Objectives: This study characterized the attenuation of myocardial ischemia observed with re-exercise to determine whether: 1) a differing exercise intensity modifies this attenuation; 2) it could be explained by contractile down-regulation or stunning; 3) it is mediated by activation of ATP-sensitive potassium channels (K+-ATP).
Background: Subjects with ischemic heart disease (IHD) frequently note less angina with re-exercise after a brief rest. Potential mechanisms of this 'warm-up' phenomenon have been little explored.
Methods: IHD subjects with a positive exercise test were studied. Groups I and II (12 subjects each) underwent 2 successive Naughton protocol exercise echocardiography tests (with 1 min instead of 2 min stages for Group II). Group D (10 subjects) had type II diabetes, were on > or =10 mg daily of the K+-ATP blocker, glibenclamide, and underwent the group I exercise protocol. The ischemic threshold or rate-pressure product at 1 mm ST segment depression, ST depression corresponding to the peak rate-pressure product of the first exercise (maximum ST depression equivalent), and left ventricular wall motion indexes before and immediately after each exercise were analyzed.
Results: Exercise-induced myocardial ischemia with re-exercise was similarly attenuated in groups I, II, and D. The ischemic threshold was raised by nearly 20% with re-exercise (p=0.001, p=0.02, and p=0.02, respectively) and the maximum ST depression equivalent was nearly halved on re-exercise (p=0.005, p=0.006, and p=0.001, respectively). Exercise-induced wall motion dysfunction was attenuated with re-exercise. In group I, wall motion returned to the initial baseline score prior to exercise 2, whereas in the more intense protocol of group II, wall motion dysfunction persisted prior to exercise 2.
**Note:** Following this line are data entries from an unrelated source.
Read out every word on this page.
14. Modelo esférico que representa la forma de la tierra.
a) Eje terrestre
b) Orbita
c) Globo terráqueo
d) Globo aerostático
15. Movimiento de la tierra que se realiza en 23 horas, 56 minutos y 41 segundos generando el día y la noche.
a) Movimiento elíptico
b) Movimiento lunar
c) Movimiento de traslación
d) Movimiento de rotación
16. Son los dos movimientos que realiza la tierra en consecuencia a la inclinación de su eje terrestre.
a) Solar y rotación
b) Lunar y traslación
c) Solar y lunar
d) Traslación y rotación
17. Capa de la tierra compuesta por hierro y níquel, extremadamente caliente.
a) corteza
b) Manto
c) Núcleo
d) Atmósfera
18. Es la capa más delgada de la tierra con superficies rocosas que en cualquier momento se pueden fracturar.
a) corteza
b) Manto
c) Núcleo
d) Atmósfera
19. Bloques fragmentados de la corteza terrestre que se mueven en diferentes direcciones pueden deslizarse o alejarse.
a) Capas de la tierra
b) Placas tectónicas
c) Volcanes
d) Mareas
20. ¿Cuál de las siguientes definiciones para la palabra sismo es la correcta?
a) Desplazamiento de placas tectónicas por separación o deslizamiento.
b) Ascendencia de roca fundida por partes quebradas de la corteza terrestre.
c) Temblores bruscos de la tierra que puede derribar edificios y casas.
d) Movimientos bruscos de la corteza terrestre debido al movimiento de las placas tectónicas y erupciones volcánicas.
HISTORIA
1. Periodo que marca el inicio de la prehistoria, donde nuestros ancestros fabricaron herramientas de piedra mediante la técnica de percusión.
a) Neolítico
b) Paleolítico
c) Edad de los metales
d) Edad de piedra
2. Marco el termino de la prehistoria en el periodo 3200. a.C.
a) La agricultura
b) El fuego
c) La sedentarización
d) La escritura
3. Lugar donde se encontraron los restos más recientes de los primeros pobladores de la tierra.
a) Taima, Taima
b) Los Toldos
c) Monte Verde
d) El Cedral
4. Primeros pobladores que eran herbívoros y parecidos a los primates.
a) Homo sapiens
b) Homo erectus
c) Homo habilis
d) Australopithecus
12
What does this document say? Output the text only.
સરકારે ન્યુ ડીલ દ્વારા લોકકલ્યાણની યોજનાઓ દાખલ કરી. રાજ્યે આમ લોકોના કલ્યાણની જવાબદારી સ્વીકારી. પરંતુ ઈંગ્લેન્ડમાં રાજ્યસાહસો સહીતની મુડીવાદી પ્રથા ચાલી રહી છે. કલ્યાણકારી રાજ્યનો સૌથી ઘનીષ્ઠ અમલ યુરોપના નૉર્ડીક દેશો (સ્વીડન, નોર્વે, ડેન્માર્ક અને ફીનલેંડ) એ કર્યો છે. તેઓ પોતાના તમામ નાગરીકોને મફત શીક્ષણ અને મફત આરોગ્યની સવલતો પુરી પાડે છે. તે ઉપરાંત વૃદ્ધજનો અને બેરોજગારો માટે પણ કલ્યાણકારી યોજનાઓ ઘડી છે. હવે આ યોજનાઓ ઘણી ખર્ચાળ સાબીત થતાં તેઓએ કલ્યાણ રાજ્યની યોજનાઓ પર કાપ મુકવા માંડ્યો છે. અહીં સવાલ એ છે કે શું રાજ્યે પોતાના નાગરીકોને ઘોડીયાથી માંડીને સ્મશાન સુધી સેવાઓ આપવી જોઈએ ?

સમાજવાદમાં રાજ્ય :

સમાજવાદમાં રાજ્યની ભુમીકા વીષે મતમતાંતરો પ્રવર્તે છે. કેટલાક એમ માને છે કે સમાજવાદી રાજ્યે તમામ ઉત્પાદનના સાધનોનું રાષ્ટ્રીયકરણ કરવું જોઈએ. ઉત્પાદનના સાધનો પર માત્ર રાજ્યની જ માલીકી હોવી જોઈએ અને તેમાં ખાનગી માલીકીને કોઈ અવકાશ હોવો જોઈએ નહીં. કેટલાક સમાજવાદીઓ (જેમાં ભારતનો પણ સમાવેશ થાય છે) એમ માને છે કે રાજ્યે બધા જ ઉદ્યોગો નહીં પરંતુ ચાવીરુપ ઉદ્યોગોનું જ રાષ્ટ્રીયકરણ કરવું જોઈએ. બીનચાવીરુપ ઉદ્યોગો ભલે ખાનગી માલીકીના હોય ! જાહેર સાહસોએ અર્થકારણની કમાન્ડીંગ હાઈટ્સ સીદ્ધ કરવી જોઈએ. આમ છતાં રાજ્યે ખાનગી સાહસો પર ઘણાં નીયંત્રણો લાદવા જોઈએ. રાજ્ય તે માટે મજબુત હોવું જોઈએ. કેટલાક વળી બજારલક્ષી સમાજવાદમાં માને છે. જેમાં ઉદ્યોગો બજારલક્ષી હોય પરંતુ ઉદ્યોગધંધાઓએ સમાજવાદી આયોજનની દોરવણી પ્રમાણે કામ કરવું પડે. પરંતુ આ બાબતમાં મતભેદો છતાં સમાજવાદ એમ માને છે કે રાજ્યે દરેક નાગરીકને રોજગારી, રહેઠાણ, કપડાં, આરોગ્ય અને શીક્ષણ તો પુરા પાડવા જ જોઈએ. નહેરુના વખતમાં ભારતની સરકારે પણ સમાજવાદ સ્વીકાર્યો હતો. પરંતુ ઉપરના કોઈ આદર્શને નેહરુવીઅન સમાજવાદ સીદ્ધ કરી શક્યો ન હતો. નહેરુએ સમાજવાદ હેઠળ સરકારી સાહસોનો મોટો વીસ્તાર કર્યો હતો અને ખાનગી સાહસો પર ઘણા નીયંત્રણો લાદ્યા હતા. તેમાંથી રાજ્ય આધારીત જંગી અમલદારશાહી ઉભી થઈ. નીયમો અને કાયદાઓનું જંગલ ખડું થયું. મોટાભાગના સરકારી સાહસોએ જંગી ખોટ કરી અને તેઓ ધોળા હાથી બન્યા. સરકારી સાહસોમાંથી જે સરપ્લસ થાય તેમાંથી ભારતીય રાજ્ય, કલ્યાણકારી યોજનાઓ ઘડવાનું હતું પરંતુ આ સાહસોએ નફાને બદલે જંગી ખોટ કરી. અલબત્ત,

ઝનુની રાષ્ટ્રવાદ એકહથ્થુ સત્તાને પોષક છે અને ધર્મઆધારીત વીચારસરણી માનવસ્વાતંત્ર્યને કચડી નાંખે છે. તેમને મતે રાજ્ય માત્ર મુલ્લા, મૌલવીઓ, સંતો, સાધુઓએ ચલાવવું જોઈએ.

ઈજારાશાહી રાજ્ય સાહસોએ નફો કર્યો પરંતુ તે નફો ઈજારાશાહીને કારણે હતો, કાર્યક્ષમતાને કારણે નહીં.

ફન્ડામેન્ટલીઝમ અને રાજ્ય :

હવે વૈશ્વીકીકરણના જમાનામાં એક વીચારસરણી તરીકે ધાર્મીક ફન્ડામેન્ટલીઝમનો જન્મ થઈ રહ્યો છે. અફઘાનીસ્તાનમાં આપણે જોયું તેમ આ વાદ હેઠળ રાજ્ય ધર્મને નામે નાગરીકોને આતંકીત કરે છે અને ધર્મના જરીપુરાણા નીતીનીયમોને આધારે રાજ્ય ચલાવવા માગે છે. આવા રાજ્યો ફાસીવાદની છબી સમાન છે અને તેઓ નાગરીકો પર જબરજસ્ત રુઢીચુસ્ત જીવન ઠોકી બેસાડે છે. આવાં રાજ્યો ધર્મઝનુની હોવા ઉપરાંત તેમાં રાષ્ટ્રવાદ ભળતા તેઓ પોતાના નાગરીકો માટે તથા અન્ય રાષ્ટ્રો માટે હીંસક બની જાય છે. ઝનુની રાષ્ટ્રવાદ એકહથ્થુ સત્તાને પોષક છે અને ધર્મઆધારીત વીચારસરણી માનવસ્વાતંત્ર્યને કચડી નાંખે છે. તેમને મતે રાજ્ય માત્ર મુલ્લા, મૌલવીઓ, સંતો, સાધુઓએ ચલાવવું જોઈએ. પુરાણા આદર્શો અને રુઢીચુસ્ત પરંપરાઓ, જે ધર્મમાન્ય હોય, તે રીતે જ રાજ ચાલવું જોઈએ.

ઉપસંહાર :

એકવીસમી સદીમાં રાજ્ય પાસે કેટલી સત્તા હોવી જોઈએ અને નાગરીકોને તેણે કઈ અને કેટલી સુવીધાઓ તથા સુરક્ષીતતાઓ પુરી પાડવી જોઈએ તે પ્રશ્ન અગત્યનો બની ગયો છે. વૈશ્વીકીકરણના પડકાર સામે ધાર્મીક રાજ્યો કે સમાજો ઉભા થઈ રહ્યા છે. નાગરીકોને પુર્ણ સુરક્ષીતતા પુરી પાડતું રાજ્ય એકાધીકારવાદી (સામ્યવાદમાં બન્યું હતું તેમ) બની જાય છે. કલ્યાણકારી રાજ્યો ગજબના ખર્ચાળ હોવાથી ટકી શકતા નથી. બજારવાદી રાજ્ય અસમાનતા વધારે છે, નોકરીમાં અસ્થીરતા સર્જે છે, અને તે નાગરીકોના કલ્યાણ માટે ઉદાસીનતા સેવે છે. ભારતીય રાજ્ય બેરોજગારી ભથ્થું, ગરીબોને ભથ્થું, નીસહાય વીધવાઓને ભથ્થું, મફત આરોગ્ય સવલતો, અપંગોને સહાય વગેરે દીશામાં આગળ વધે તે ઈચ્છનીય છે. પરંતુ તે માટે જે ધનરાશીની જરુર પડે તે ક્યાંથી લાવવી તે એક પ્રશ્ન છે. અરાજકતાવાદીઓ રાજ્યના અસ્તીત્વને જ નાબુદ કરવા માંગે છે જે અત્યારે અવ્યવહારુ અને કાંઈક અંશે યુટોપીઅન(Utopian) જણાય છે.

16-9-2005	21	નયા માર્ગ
Conclusions: Thus, the attenuation of myocardial ischemia observed with re-exercise appears to be independent of the intensity of the exercise protocol and is not explained by down-regulation of myocardial contractility induced by the initial ischemic stimulus. Since results were similar in diabetic subjects on robust doses of glibenclamide, this phenomenon does not appear to be mediated by K+-ATP activation.